Con: Needs maintenance Wrought iron is iron, usually, which means it’s susceptible to wear from the weather. To avoid ending up with a pitted, worn away fence, you’ll need to put in a little bit of maintenance from time to time to keep everything looking right. This isn’t much different from any other form of fencing, of course, but the results for long-term inattention can be more expensive with wrought-iron, due to the higher material costs, relative difficulty of swapping out damaged sections, and sheer destructive power of rust. Keep your fence clean, coated, and fix little problems as soon as they appear, however, and none of this will be a big deal.

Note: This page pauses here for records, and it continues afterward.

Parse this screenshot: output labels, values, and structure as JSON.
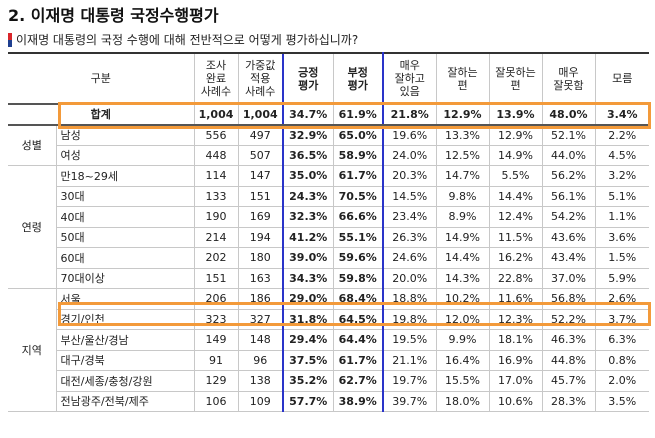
{
  "title": "2. 이재명 대통령 국정수행평가",
  "question": "이재명 대통령의 국정 수행에 대해 전반적으로 어떻게 평가하십니까?",
  "headers": {
    "group": "구분",
    "survey": "조사\n완료\n사례수",
    "weighted": "가중값\n적용\n사례수",
    "positive": "긍정\n평가",
    "negative": "부정\n평가",
    "very_good": "매우\n잘하고\n있음",
    "good": "잘하는\n편",
    "bad": "잘못하는\n편",
    "very_bad": "매우\n잘못함",
    "unknown": "모름"
  },
  "total": {
    "label": "합계",
    "cells": [
      "1,004",
      "1,004",
      "34.7%",
      "61.9%",
      "21.8%",
      "12.9%",
      "13.9%",
      "48.0%",
      "3.4%"
    ]
  },
  "groups": [
    {
      "name": "성별",
      "rows": [
        {
          "label": "남성",
          "cells": [
            "556",
            "497",
            "32.9%",
            "65.0%",
            "19.6%",
            "13.3%",
            "12.9%",
            "52.1%",
            "2.2%"
          ]
        },
        {
          "label": "여성",
          "cells": [
            "448",
            "507",
            "36.5%",
            "58.9%",
            "24.0%",
            "12.5%",
            "14.9%",
            "44.0%",
            "4.5%"
          ]
        }
      ]
    },
    {
      "name": "연령",
      "rows": [
        {
          "label": "만18~29세",
          "cells": [
            "114",
            "147",
            "35.0%",
            "61.7%",
            "20.3%",
            "14.7%",
            "5.5%",
            "56.2%",
            "3.2%"
          ]
        },
        {
          "label": "30대",
          "cells": [
            "133",
            "151",
            "24.3%",
            "70.5%",
            "14.5%",
            "9.8%",
            "14.4%",
            "56.1%",
            "5.1%"
          ]
        },
        {
          "label": "40대",
          "cells": [
            "190",
            "169",
            "32.3%",
            "66.6%",
            "23.4%",
            "8.9%",
            "12.4%",
            "54.2%",
            "1.1%"
          ]
        },
        {
          "label": "50대",
          "cells": [
            "214",
            "194",
            "41.2%",
            "55.1%",
            "26.3%",
            "14.9%",
            "11.5%",
            "43.6%",
            "3.6%"
          ]
        },
        {
          "label": "60대",
          "cells": [
            "202",
            "180",
            "39.0%",
            "59.6%",
            "24.6%",
            "14.4%",
            "16.2%",
            "43.4%",
            "1.5%"
          ]
        },
        {
          "label": "70대이상",
          "cells": [
            "151",
            "163",
            "34.3%",
            "59.8%",
            "20.0%",
            "14.3%",
            "22.8%",
            "37.0%",
            "5.9%"
          ]
        }
      ]
    },
    {
      "name": "지역",
      "rows": [
        {
          "label": "서울",
          "cells": [
            "206",
            "186",
            "29.0%",
            "68.4%",
            "18.8%",
            "10.2%",
            "11.6%",
            "56.8%",
            "2.6%"
          ]
        },
        {
          "label": "경기/인천",
          "cells": [
            "323",
            "327",
            "31.8%",
            "64.5%",
            "19.8%",
            "12.0%",
            "12.3%",
            "52.2%",
            "3.7%"
          ]
        },
        {
          "label": "부산/울산/경남",
          "cells": [
            "149",
            "148",
            "29.4%",
            "64.4%",
            "19.5%",
            "9.9%",
            "18.1%",
            "46.3%",
            "6.3%"
          ]
        },
        {
          "label": "대구/경북",
          "cells": [
            "91",
            "96",
            "37.5%",
            "61.7%",
            "21.1%",
            "16.4%",
            "16.9%",
            "44.8%",
            "0.8%"
          ]
        },
        {
          "label": "대전/세종/충청/강원",
          "cells": [
            "129",
            "138",
            "35.2%",
            "62.7%",
            "19.7%",
            "15.5%",
            "17.0%",
            "45.7%",
            "2.0%"
          ]
        },
        {
          "label": "전남광주/전북/제주",
          "cells": [
            "106",
            "109",
            "57.7%",
            "38.9%",
            "39.7%",
            "18.0%",
            "10.6%",
            "28.3%",
            "3.5%"
          ]
        }
      ]
    }
  ],
  "highlight_color": "#f39a3a",
  "accent_color": "#2a34c9"
}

Pro: Security Near indestructible, easily designed to have built-in deterrence to climbing, what’s not to love about wrought iron fencing from a security standpoint? No wooden fence can possibly offer a comparable level of sturdiness, nor as easily dissuade people from scaling the top. Of course, that second benefit means committing to an aggressive profile for your fence, but that has a timeless charm of its own—many, many, many classic fences feature exactly the same points and prods that you’d want on a modern fence for security purposes, for the exact same reason.
Con: Labor intensive installation Wrought iron is heavy, takes a lot more work to attach properly, and demands proper anchoring to not simply fall over in certain soils, the list goes on. That means you’re either going to be working on it a long time, or you’re going to pay a premium for the installation. It’s one of the few unmitigated downsides of working with wrought iron for your fence. It’s the same problems you see with any of the other ‘durable, long-lasting, classic housing materials’ out there, like tile roofs.
Pro: Pest-proof If you’ve had troubles with pests ruining fences in the past, good news: barring strange mutations or alien invasions, nothing’s going to be chewing up a wrought-iron fence. With the right design, they can actually keep many annoying animals away from your home completely, though there’s probably no fence so amazing a truly determined animal can’t figure out a way past. So if pests pester you, wrought iron’s a great choice.
Final thoughts  Hopefully, this all adds up to make your decision an easy one. Wrought iron might not be for you—but if it is, you’ll be very glad you chose it.